I haven't been to a lot of shelters but it's been common for the residents to share chores and clean up after themselves. Not so at the moment and I'm a forgotten target for the time being in exchange for another... at least I hope so.

9pm at night and the Attendee decides to have a mandatory House meeting...minus the one mom who most needs to be there. House meeting I'm all in favor of. Waking my roommate up to attend a unscheduled House meeting because of the problems (that were loudly bitched about this morning) is a little rude.

Attendee: {me}"What are your goals and what do you want to accomplish tomorrow?"

{thinking} Seriously? Now you care? I want the fuck out here! I want to 'fix' me. I want counseling, education, a job and my own apt again.

Me: "I'm going to be researching transitional housing and continue looking for a job."

After she asks each one she comes back to me

Attendee: {me} "Do you have any concerns?" 
Me: "About?"
Attendee: "Anything. The house, life, God, anything at all."
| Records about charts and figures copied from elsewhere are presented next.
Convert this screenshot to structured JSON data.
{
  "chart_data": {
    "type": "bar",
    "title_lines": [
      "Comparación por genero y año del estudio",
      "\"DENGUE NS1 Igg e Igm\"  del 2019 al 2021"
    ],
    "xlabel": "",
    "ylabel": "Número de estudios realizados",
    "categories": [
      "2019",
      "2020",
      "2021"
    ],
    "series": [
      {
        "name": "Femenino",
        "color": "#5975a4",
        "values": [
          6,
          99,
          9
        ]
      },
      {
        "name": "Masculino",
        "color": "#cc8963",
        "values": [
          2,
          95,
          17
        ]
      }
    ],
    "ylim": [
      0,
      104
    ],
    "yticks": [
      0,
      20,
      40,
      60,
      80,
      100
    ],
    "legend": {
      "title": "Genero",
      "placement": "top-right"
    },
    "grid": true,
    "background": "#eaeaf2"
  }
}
{thinking} Yea, the place has no structure, no resources, no support, slack rules and we're all on our good (not best) behavior while we all knowingly re-enact a High School persona.

Me: "Not really. I wish the residents were given bus token so we each could have more access to appointments, court dates, doctor appts and do better job hunting."

Roommate agrees - {thank you}

BBF:  "The bathroom is disgusting."
Goes into a long list of what has happened


Praise

Praise - the word looks wrong to me... unfamiliar.



My roommate and I decided to go to the beach today. While walking to the bus stop we were talking about American's obsession with weight and looks. Living in Southern California can be especially difficult when you’re literally surrounded by people, products and services telling you to slim down and glamour up. As we were discussing weight I told her I would be delightfully happy if and or when I get to a size 14. Quite honestly she said

"You have nothing to worry about, your already gorgeous."  
She was sincere.


I honestly didn't mean to but I scoffed. After more than 20 years of being told I'm fat, ugly, dumb and unladylike dyke like I just find it too difficult to believe I'm anything other than pleasant; pretty at best. I believe the first three insults are and will be my biggest obstacles. The ones I have never been able to fully overcome, the source of insults and ridicule used against me by my ex abusives and the barriers to genuinely changing my life.

Much like Meth is a pleasure / happiness providing demon to drug addicts, those three entities are my goblins nagging at me to never be more than what I am. A lie, I know, but these three goblins have been with me so long that the eviction is going to long and laborious.